Nota introdutória
Na passada quinta-feira, nos Jogos Olímpicos, a pugilista italiana Angela Carini combateu com a argelina Imane Khelif. Após 46 segundos, o combate terminou. Carini rompeu em lágrimas dizendo que “não era justo”. Em pouco tempo, por toda a internet, espalhou-se o rumor de que Khelif era uma mulher trans. Os emissores destes boatos não se cingiram ao público genérico, mas também incluíram partilhas e comentários de personalidades com grandes plataformas, como Donald Trump, Elon Musk e J.K. Rowling. No nosso país, Rita Matias, deputada do Chega, também propagou esta informação falsa. O envolvimento destas pessoas não admira ninguém, só corrobora o preconceito que já sabíamos que existia. No entanto, estas partilhas atacaram diretamente alguém, pondo o seu profissionalismo e identidade de género em causa. Até porque, comprovadamente, Imane Khelif é uma mulher cisgénero, que nasceu com vulva e órgãos reprodutores femininos e identifica-se como mulher (como se pode confirmar no artigo do Polígrafo e no artigo da Tribuna Expresso).

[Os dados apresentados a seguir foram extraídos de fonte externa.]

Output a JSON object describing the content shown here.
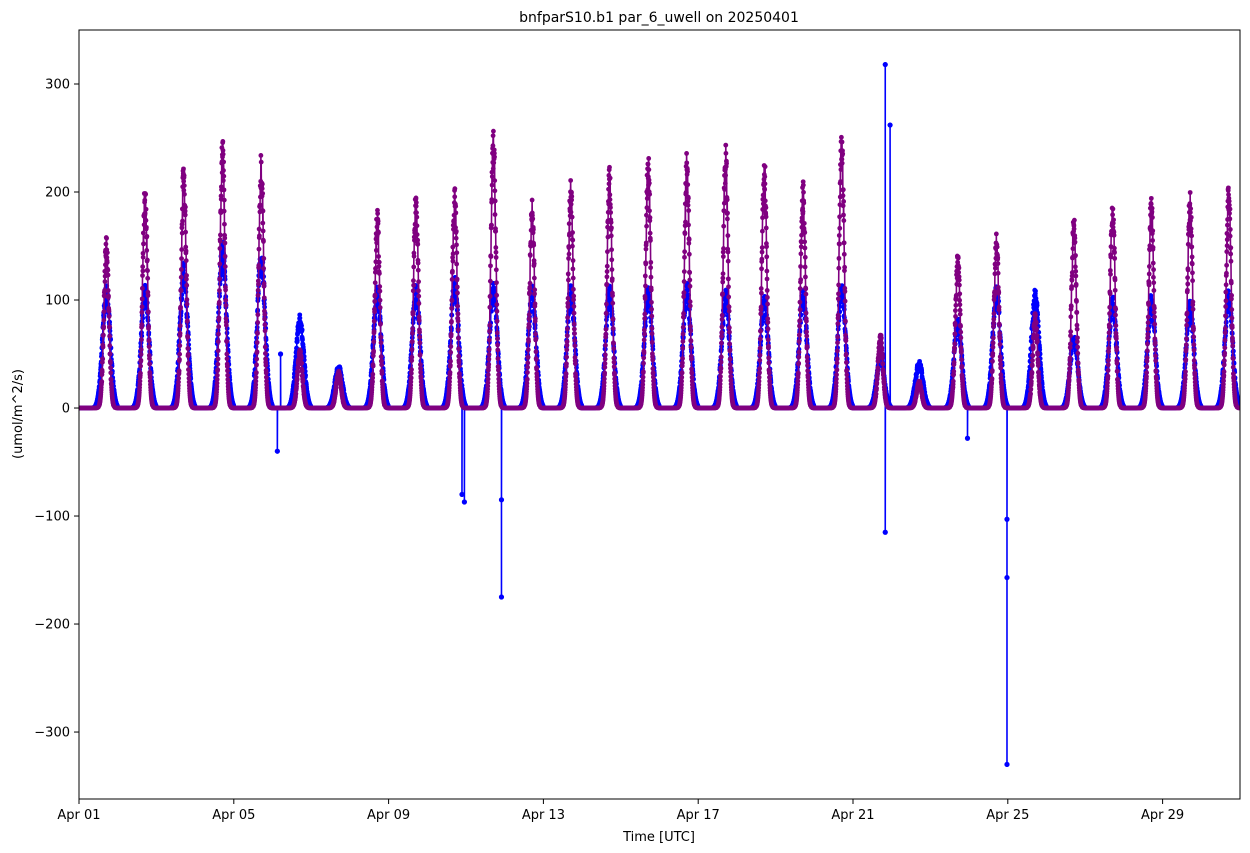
{
  "chart_data": {
    "type": "line",
    "title": "bnfparS10.b1 par_6_uwell on 20250401",
    "xlabel": "Time [UTC]",
    "ylabel": "(umol/m^2/s)",
    "xlim": [
      "2025-04-01",
      "2025-05-01"
    ],
    "ylim": [
      -362,
      350
    ],
    "x_ticks": [
      {
        "date": "2025-04-01",
        "label": "Apr 01"
      },
      {
        "date": "2025-04-05",
        "label": "Apr 05"
      },
      {
        "date": "2025-04-09",
        "label": "Apr 09"
      },
      {
        "date": "2025-04-13",
        "label": "Apr 13"
      },
      {
        "date": "2025-04-17",
        "label": "Apr 17"
      },
      {
        "date": "2025-04-21",
        "label": "Apr 21"
      },
      {
        "date": "2025-04-25",
        "label": "Apr 25"
      },
      {
        "date": "2025-04-29",
        "label": "Apr 29"
      }
    ],
    "y_ticks": [
      -300,
      -200,
      -100,
      0,
      100,
      200,
      300
    ],
    "grid": false,
    "series": [
      {
        "color": "#0000ff",
        "marker": "circle",
        "daily_peaks": [
          {
            "date": "2025-04-01",
            "peak": 115
          },
          {
            "date": "2025-04-02",
            "peak": 115
          },
          {
            "date": "2025-04-03",
            "peak": 135
          },
          {
            "date": "2025-04-04",
            "peak": 155
          },
          {
            "date": "2025-04-05",
            "peak": 150
          },
          {
            "date": "2025-04-06",
            "peak": 88
          },
          {
            "date": "2025-04-07",
            "peak": 40
          },
          {
            "date": "2025-04-08",
            "peak": 114
          },
          {
            "date": "2025-04-09",
            "peak": 115
          },
          {
            "date": "2025-04-10",
            "peak": 122
          },
          {
            "date": "2025-04-11",
            "peak": 118
          },
          {
            "date": "2025-04-12",
            "peak": 114
          },
          {
            "date": "2025-04-13",
            "peak": 115
          },
          {
            "date": "2025-04-14",
            "peak": 115
          },
          {
            "date": "2025-04-15",
            "peak": 115
          },
          {
            "date": "2025-04-16",
            "peak": 117
          },
          {
            "date": "2025-04-17",
            "peak": 110
          },
          {
            "date": "2025-04-18",
            "peak": 105
          },
          {
            "date": "2025-04-19",
            "peak": 110
          },
          {
            "date": "2025-04-20",
            "peak": 118
          },
          {
            "date": "2025-04-21",
            "peak": 48
          },
          {
            "date": "2025-04-22",
            "peak": 44
          },
          {
            "date": "2025-04-23",
            "peak": 84
          },
          {
            "date": "2025-04-24",
            "peak": 115
          },
          {
            "date": "2025-04-25",
            "peak": 110
          },
          {
            "date": "2025-04-26",
            "peak": 68
          },
          {
            "date": "2025-04-27",
            "peak": 105
          },
          {
            "date": "2025-04-28",
            "peak": 105
          },
          {
            "date": "2025-04-29",
            "peak": 100
          },
          {
            "date": "2025-04-30",
            "peak": 110
          }
        ],
        "outliers": [
          {
            "x": "2025-04-06T03:00",
            "y": -40
          },
          {
            "x": "2025-04-06T05:00",
            "y": 50
          },
          {
            "x": "2025-04-10T21:30",
            "y": -80
          },
          {
            "x": "2025-04-10T23:00",
            "y": -87
          },
          {
            "x": "2025-04-11T22:00",
            "y": -175
          },
          {
            "x": "2025-04-11T22:00",
            "y": -85
          },
          {
            "x": "2025-04-21T20:00",
            "y": 318
          },
          {
            "x": "2025-04-21T20:00",
            "y": -115
          },
          {
            "x": "2025-04-21T23:00",
            "y": 262
          },
          {
            "x": "2025-04-23T23:00",
            "y": -28
          },
          {
            "x": "2025-04-24T23:30",
            "y": -330
          },
          {
            "x": "2025-04-24T23:30",
            "y": -157
          },
          {
            "x": "2025-04-24T23:30",
            "y": -103
          }
        ]
      },
      {
        "color": "#800080",
        "marker": "circle",
        "daily_peaks": [
          {
            "date": "2025-04-01",
            "peak": 160
          },
          {
            "date": "2025-04-02",
            "peak": 210
          },
          {
            "date": "2025-04-03",
            "peak": 232
          },
          {
            "date": "2025-04-04",
            "peak": 255
          },
          {
            "date": "2025-04-05",
            "peak": 240
          },
          {
            "date": "2025-04-06",
            "peak": 55
          },
          {
            "date": "2025-04-07",
            "peak": 35
          },
          {
            "date": "2025-04-08",
            "peak": 185
          },
          {
            "date": "2025-04-09",
            "peak": 204
          },
          {
            "date": "2025-04-10",
            "peak": 205
          },
          {
            "date": "2025-04-11",
            "peak": 259
          },
          {
            "date": "2025-04-12",
            "peak": 193
          },
          {
            "date": "2025-04-13",
            "peak": 213
          },
          {
            "date": "2025-04-14",
            "peak": 227
          },
          {
            "date": "2025-04-15",
            "peak": 241
          },
          {
            "date": "2025-04-16",
            "peak": 239
          },
          {
            "date": "2025-04-17",
            "peak": 246
          },
          {
            "date": "2025-04-18",
            "peak": 239
          },
          {
            "date": "2025-04-19",
            "peak": 210
          },
          {
            "date": "2025-04-20",
            "peak": 259
          },
          {
            "date": "2025-04-21",
            "peak": 70
          },
          {
            "date": "2025-04-22",
            "peak": 26
          },
          {
            "date": "2025-04-23",
            "peak": 145
          },
          {
            "date": "2025-04-24",
            "peak": 162
          },
          {
            "date": "2025-04-25",
            "peak": 88
          },
          {
            "date": "2025-04-26",
            "peak": 180
          },
          {
            "date": "2025-04-27",
            "peak": 197
          },
          {
            "date": "2025-04-28",
            "peak": 200
          },
          {
            "date": "2025-04-29",
            "peak": 202
          },
          {
            "date": "2025-04-30",
            "peak": 212
          }
        ]
      }
    ]
  }
}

Como se lê no último artigo referido, “O confronto gerou, talvez previsivelmente, um debate tóxico, aceso e muitas vezes ofensivo sobre a atleta argelina, sobre mulheres e pessoas transgénero, potenciado pela velocidade habitual com que se dissemina desinformação nas redes sociais.”
Todas as pessoas que espalharam a informação falsa de que Khelif seria uma mulher trans, usando como argumento a defesa das mulheres cisgénero, a quem chamam de mulheres biológicas, estavam, na verdade, a ir contra uma mulher biológica. No mínimo irónico.
Os devidos testes foram realizados a todas as atletas antes do combate, para garantir uma competição justa. Anteriormente, teria havido conflitos com a Associação Internacional do Boxe (IBA), sobre os quais pode ler na íntegra no artigo da Tribuna. Mesmo assim, garantidamente, durante todos os campeonatos do mundo, de diferentes associações de boxe e até nos próprios Jogos Olímpicos de Tóquio “não foram encontradas quaisquer evidências de níveis de testosterona elevada ou a presença de cromossomas XY”. Mesmo antes do combate entre Carini e Khelif, o Comité Olímpico Internacional declarou que “todas as atletas que participam no torneio olímpico de boxe de Paris cumprem os regulamentos de entrada e elegibilidade da competição, bem como todos os regulamentos médicos aplicáveis”.
Ora, se Imane Khelif é mulher cisgénero, identificando-se como mulher e tendo órgãos reprodutores femininos, como é que a propagação de informação falsa declarando que era uma mulher trans viajou tão rápido e se disseminou por todos os canais de informação? Porque quando se conta um conto e se acrescenta um ponto transfóbico e misógino, a informação viaja muito mais rápido, pois há sempre alguém que a vai usar a favor dos seus ideais intolerantes.